Center Field: The Padres have some pretty good defense all around, and the top centerfielder has been Jody Gerut (+8). Now, again, there is an innings issue. Gerut has 500 to Carlos Beltran’s (+6) 1000, but if Gerut maintains his pace for the next couple of months, he could earn the top spot. One of the surprise hitters of the year, Nate McLouth (-15), has been absolutely terribly with the glove. McLouth may be better suited to a corner position.
Right Field: Cub fan favorite, Jeremy Hermida (+9), is leading the way. Right on his heels is Brian Giles (+8) of the Padres. Giles has always been a very good fielder, and is aging pretty well. It took this long for a Colorado Rockie to show up now that the humidor has been in full effect. Brad Hawpe (-15) needs to move to another position, I think.
I would be remiss if I didn’t bring up Endy Chavez. He splits time at all three outfield positions, and has saved more runs than any other outfielder with +11.6 DRS.
Pitchers and catchers are in that spreadsheet too, but most pitchers have very few chances, and the league conversion rate is higher than 97%. Catchers have even fewer, and convert at 95%. Most players make all the plays, and the players at the bottom miss two or three of their chances.
The best defensive team thus far has been the Phillies (+34), and they are above average at every position, which is impressive.
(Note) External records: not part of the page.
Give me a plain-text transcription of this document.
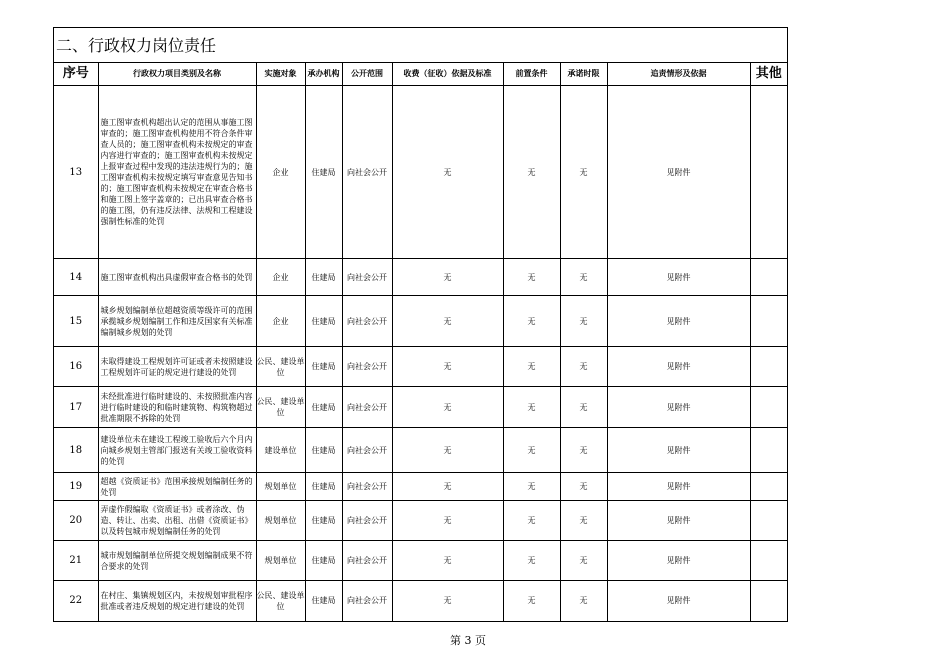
二、行政权力岗位责任
序号	行政权力项目类别及名称	实施对象	承办机构	公开范围	收费（征收）依据及标准	前置条件	承诺时限	追责情形及依据	其他
13	施工图审查机构超出认定的范围从事施工图审查的；施工图审查机构使用不符合条件审查人员的；施工图审查机构未按规定的审查内容进行审查的；施工图审查机构未按规定上报审查过程中发现的违法违规行为的；施工图审查机构未按规定填写审查意见告知书的；施工图审查机构未按规定在审查合格书和施工图上签字盖章的；已出具审查合格书的施工图，仍有违反法律、法规和工程建设强制性标准的处罚	企业	住建局	向社会公开	无	无	无	见附件	
14	施工图审查机构出具虚假审查合格书的处罚	企业	住建局	向社会公开	无	无	无	见附件	
15	城乡规划编制单位超越资质等级许可的范围承揽城乡规划编制工作和违反国家有关标准编制城乡规划的处罚	企业	住建局	向社会公开	无	无	无	见附件	
16	未取得建设工程规划许可证或者未按照建设工程规划许可证的规定进行建设的处罚	公民、建设单位	住建局	向社会公开	无	无	无	见附件	
17	未经批准进行临时建设的、未按照批准内容进行临时建设的和临时建筑物、构筑物超过批准期限不拆除的处罚	公民、建设单位	住建局	向社会公开	无	无	无	见附件	
18	建设单位未在建设工程竣工验收后六个月内向城乡规划主管部门报送有关竣工验收资料的处罚	建设单位	住建局	向社会公开	无	无	无	见附件	
19	超越《资质证书》范围承接规划编制任务的处罚	规划单位	住建局	向社会公开	无	无	无	见附件	
20	弄虚作假编取《资质证书》或者涂改、伪造、转让、出卖、出租、出借《资质证书》以及转包城市规划编制任务的处罚	规划单位	住建局	向社会公开	无	无	无	见附件	
21	城市规划编制单位所提交规划编制成果不符合要求的处罚	规划单位	住建局	向社会公开	无	无	无	见附件	
22	在村庄、集镇规划区内，未按规划审批程序批准或者违反规划的规定进行建设的处罚	公民、建设单位	住建局	向社会公开	无	无	无	见附件	
第 3 页
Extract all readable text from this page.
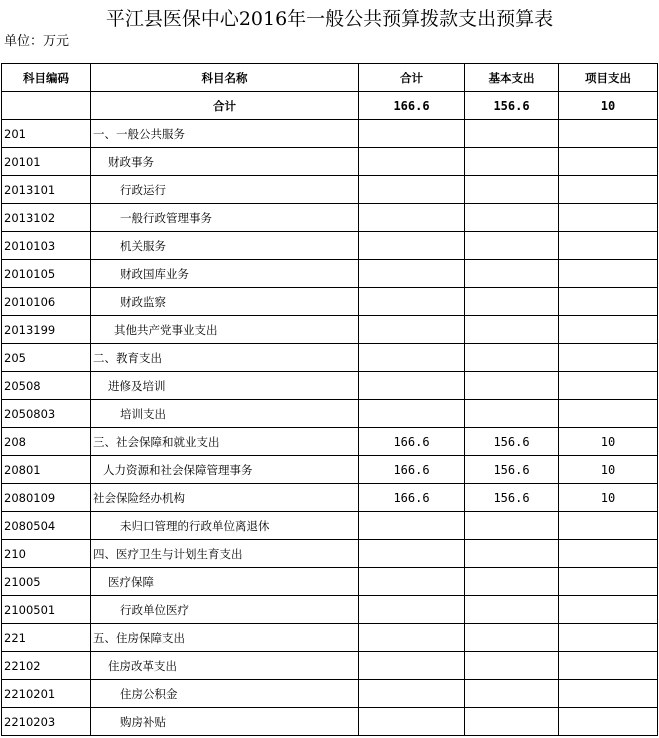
平江县医保中心2016年一般公共预算拨款支出预算表
单位：万元
科目编码	科目名称	合计	基本支出	项目支出
	合计	166.6	156.6	10
201	一、一般公共服务			
20101	财政事务			
2013101	行政运行			
2013102	一般行政管理事务			
2010103	机关服务			
2010105	财政国库业务			
2010106	财政监察			
2013199	其他共产党事业支出			
205	二、教育支出			
20508	进修及培训			
2050803	培训支出			
208	三、社会保障和就业支出	166.6	156.6	10
20801	人力资源和社会保障管理事务	166.6	156.6	10
2080109	社会保险经办机构	166.6	156.6	10
2080504	未归口管理的行政单位离退休			
210	四、医疗卫生与计划生育支出			
21005	医疗保障			
2100501	行政单位医疗			
221	五、住房保障支出			
22102	住房改革支出			
2210201	住房公积金			
2210203	购房补贴			
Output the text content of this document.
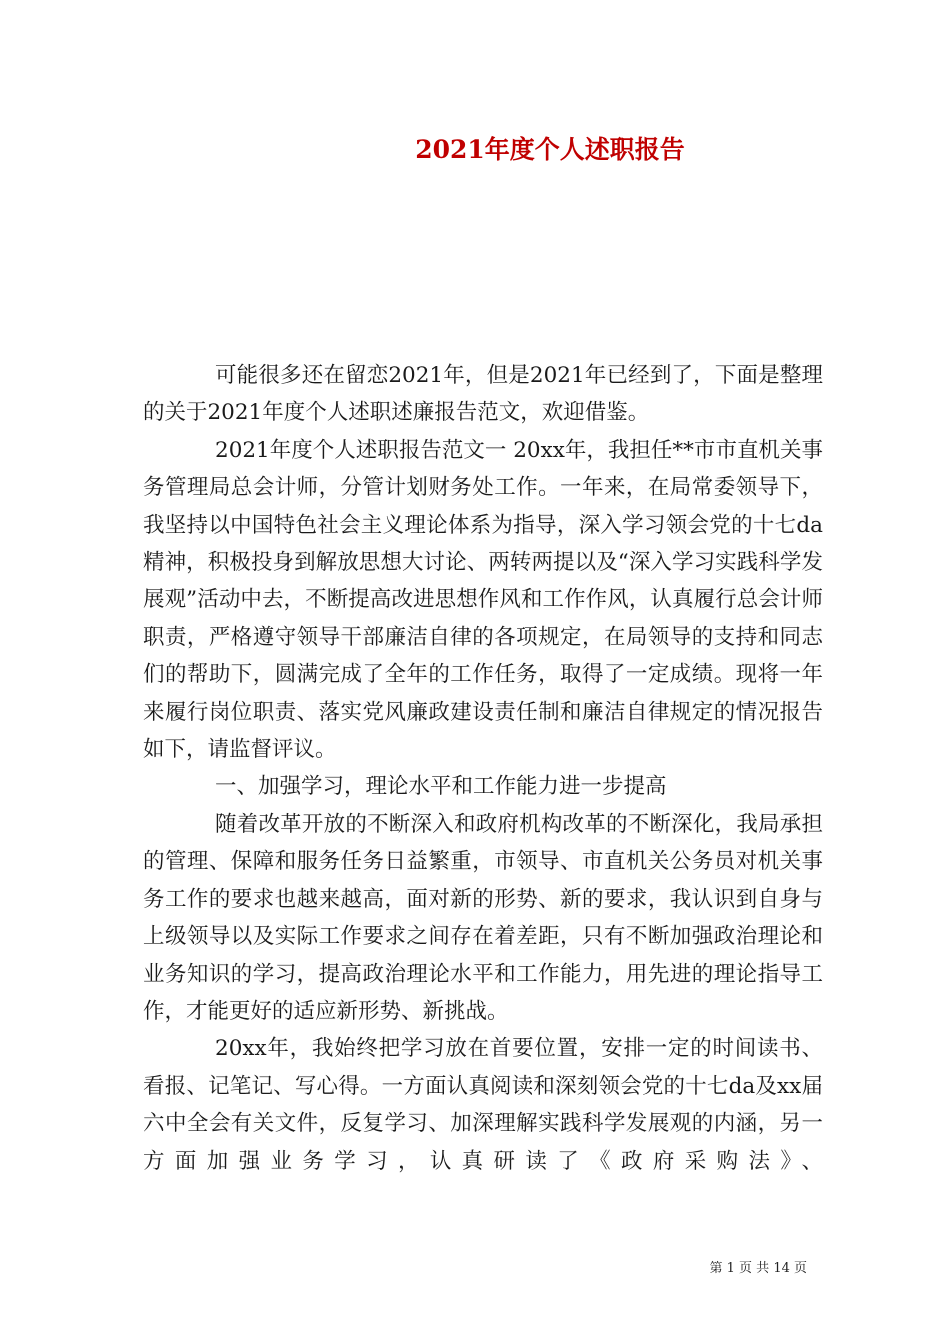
2021年度个人述职报告

可能很多还在留恋2021年，但是2021年已经到了，下面是整理的关于2021年度个人述职述廉报告范文，欢迎借鉴。

2021年度个人述职报告范文一 20xx年，我担任**市市直机关事务管理局总会计师，分管计划财务处工作。一年来，在局常委领导下，我坚持以中国特色社会主义理论体系为指导，深入学习领会党的十七da精神，积极投身到解放思想大讨论、两转两提以及“深入学习实践科学发展观”活动中去，不断提高改进思想作风和工作作风，认真履行总会计师职责，严格遵守领导干部廉洁自律的各项规定，在局领导的支持和同志们的帮助下，圆满完成了全年的工作任务，取得了一定成绩。现将一年来履行岗位职责、落实党风廉政建设责任制和廉洁自律规定的情况报告如下，请监督评议。

一、加强学习，理论水平和工作能力进一步提高

随着改革开放的不断深入和政府机构改革的不断深化，我局承担的管理、保障和服务任务日益繁重，市领导、市直机关公务员对机关事务工作的要求也越来越高，面对新的形势、新的要求，我认识到自身与上级领导以及实际工作要求之间存在着差距，只有不断加强政治理论和业务知识的学习，提高政治理论水平和工作能力，用先进的理论指导工作，才能更好的适应新形势、新挑战。

20xx年，我始终把学习放在首要位置，安排一定的时间读书、看报、记笔记、写心得。一方面认真阅读和深刻领会党的十七da及xx届六中全会有关文件，反复学习、加深理解实践科学发展观的内涵，另一方面加强业务学习，认真研读了《政府采购法》、

第 1 页 共 14 页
The Phils division lead can be summed up in this, as the Mets (-12) and the Marlins (-20) are well behind them. The Cubs (+1) are about average across the board, and the Cardinals (+21) are playing well. The Diamondbacks (-21) are a poor-fielding team, and the Dodgers (+20) are keeping it close with the leather. The worst fielding team is the Pirates (-30).
there you have a rundown of how the NL is doing. You can sort it any number of ways with the data provided, or just check out how your favorite player is doing. AL tomorrow.